Brown's parsimony is famous. During his first term in office, he denied pay raises to state college professors, saying they are amply rewarded through "psychic income." More recently, he objected to out-of-state travel by CIRM staff. Too much "lollygagging in London on the taxpayer's dime," a Brown spokesman said. CIRM Chairman Jonathan Thomas promptly cut travel in the chairman's office by 50 percent and asked CIRM President Alan Trounson to do the same for the rest of the staff.

It is an environment that can be difficult to navigate under the best of circumstances. It places limitations on the stem cell agency and tends to focus its operations and funding in different directions than might be the case if California's economic climate were rosier.

The IOM has no real response to the question of why no Californian is on the panel. The California Stem Cell Report last week asked the institute whether an overt decision had been made to exclude persons from California. The IOM did not answer directly.

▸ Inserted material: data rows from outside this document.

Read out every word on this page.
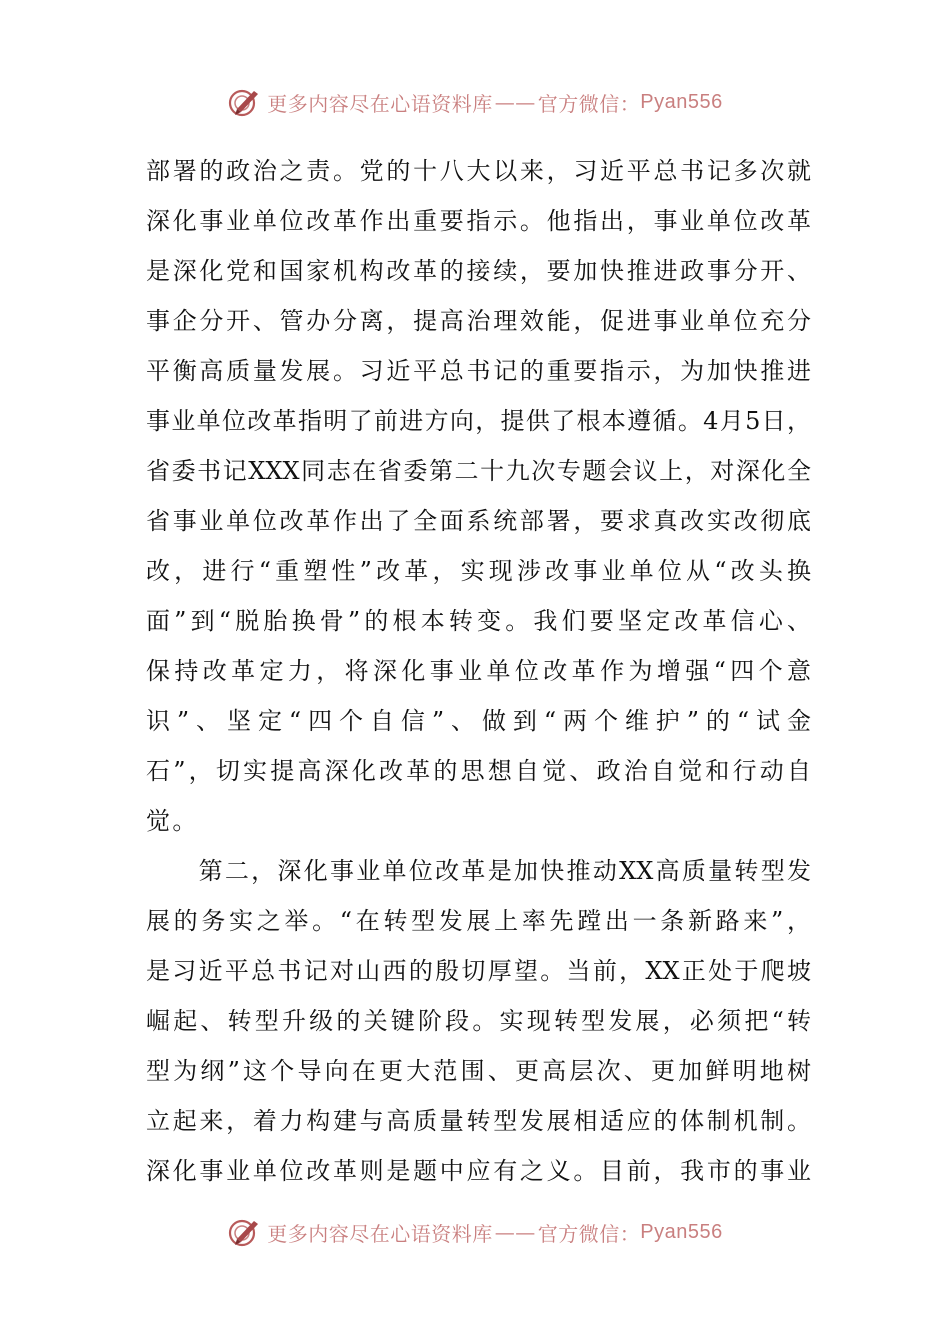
更多内容尽在心语资料库 —— 官方微信： Pyan556
部署的政治之责。党的十八大以来，习近平总书记多次就
深化事业单位改革作出重要指示。他指出，事业单位改革
是深化党和国家机构改革的接续，要加快推进政事分开、
事企分开、管办分离，提高治理效能，促进事业单位充分
平衡高质量发展。习近平总书记的重要指示，为加快推进
事业单位改革指明了前进方向，提供了根本遵循。4月5日，
省委书记XXX同志在省委第二十九次专题会议上，对深化全
省事业单位改革作出了全面系统部署，要求真改实改彻底
改，进行“重塑性”改革，实现涉改事业单位从“改头换
面”到“脱胎换骨”的根本转变。我们要坚定改革信心、
保持改革定力，将深化事业单位改革作为增强“四个意
识”、坚定“四个自信”、做到“两个维护”的“试金
石”，切实提高深化改革的思想自觉、政治自觉和行动自
觉。
　　第二，深化事业单位改革是加快推动XX高质量转型发
展的务实之举。“在转型发展上率先蹚出一条新路来”，
是习近平总书记对山西的殷切厚望。当前，XX正处于爬坡
崛起、转型升级的关键阶段。实现转型发展，必须把“转
型为纲”这个导向在更大范围、更高层次、更加鲜明地树
立起来，着力构建与高质量转型发展相适应的体制机制。
深化事业单位改革则是题中应有之义。目前，我市的事业
更多内容尽在心语资料库 —— 官方微信： Pyan556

Instead it referred to a generic description of how panel members are selected. The institute's unwillingness to address the specific question does not speak well for the openness and transparency of the IOM examination of CIRM.

Currently the IOM does have a comment period available on the selection of the panel members, who will not become official for another three days. Interested parties can make their views known to the IOM by using this link.

A Californian or two on the IOM panel would help to bring a valuable, broader perspective to this important study, which is sure to affect the future of the state's stem cell research and voter approval of another possible multibillion dollar bond issue in the next few years.